GOP Pushes New Budget Resolution Meant for Medicare, Social Security

A new budget resolution is being pushed by the Republicans on the House Budget Committee meant mostly to rein in spending on entitlement programs like Medicare and Social Security, according to the panel’s chairman.  

“President Donald Trump has delivered his 2019 budget”, Republican Representative for Arkansas Steve Womack said Wednesday, “and it’s now the Congress’s time to act.”

According to The Hill, Womack, who captured the Budget gavel just last month, acknowledged that the sweeping fiscal agreement enacted last week — which solidifies discretionary spending levels over the next two years — essentially precludes the need for Congress to enact a new budget governing domestic programs for 2019. He also conceded that the Senate, for that very reason, is likely to skip the budget process this year altogether.

Citing skyrocketing deficit spending, Womack said he wants his committee to step in with a new budget blueprint “to put America on a different glide path, from a fiscal perspective.”

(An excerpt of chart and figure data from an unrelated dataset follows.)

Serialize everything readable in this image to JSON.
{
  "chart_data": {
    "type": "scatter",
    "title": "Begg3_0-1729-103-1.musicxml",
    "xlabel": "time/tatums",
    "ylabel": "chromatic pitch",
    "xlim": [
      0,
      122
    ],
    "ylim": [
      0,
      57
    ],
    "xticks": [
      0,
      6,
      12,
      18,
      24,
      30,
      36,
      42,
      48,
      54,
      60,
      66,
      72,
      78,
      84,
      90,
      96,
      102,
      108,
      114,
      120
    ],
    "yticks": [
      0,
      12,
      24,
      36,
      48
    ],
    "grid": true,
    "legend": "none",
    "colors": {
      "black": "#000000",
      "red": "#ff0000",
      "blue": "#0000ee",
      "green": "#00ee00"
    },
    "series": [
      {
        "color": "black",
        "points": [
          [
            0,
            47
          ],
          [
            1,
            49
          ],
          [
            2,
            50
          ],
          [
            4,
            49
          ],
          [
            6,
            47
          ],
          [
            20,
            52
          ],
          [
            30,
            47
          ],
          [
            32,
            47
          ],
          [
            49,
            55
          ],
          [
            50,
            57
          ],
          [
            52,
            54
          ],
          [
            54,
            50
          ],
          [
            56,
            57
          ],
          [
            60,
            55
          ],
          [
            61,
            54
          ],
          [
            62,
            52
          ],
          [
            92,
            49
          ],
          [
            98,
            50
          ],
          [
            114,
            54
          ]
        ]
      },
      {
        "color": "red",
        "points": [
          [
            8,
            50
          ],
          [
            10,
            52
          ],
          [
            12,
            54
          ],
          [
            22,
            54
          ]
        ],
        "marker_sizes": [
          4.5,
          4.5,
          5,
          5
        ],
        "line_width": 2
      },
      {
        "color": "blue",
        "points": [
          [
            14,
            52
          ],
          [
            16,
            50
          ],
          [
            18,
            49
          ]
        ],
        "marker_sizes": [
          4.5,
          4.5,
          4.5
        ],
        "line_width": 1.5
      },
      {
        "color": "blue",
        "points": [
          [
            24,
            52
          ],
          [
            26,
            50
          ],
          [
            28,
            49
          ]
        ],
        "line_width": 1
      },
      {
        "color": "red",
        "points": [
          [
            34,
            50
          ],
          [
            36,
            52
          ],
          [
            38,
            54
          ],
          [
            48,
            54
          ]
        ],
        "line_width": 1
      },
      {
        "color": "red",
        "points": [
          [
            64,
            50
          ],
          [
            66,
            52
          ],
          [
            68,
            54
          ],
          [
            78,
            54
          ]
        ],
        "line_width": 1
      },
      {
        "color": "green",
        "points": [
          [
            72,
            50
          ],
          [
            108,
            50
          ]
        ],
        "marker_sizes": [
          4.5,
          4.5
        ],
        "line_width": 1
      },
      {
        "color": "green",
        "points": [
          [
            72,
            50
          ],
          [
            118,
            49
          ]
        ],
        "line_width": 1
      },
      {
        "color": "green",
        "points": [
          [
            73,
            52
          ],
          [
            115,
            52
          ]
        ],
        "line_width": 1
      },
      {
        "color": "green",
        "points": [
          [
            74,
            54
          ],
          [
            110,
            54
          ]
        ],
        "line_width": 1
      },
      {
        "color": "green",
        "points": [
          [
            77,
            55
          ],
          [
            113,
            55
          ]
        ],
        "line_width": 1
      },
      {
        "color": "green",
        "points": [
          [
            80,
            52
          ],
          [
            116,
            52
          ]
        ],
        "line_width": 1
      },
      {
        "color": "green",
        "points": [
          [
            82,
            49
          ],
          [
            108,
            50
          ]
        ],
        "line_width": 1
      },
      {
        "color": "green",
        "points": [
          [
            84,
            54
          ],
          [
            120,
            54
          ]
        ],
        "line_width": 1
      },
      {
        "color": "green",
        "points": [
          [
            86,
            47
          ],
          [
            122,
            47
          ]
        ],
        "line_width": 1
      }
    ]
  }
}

“We’ve got to have an opportunity to look at these from top to bottom, and then come up with what we believe are solutions that can be politically doable,” Womack said to Bloomberg Television. “That’s what the Budget Committee process will begin to do.”

Womack suggested that the effort will be heavily focused on the entitlement side of the ledger, which is largely disregarded in the newly passed budget deal that Trump signed into law on Friday.  

“I think it’s fundamental,” Womack said of entitlement reform. “Seventy-eight percent of what we spend in your tax dollars goes out on autopilot.”

The Hill also reported that Womack emphasized that it’s early in the process — “I’m not going to try to prescribe an outcome for my committee,” he said — but floated the notion of tapping reconciliation as a device for fast-tracking entitlement changes.

“You can hear the chatter from the other end of the Capitol, the Senate wing, that says that they may or may not do a budget this year because we’ve set the top line numbers on discretionary and they won’t change anything on the mandatory side,” Womack said.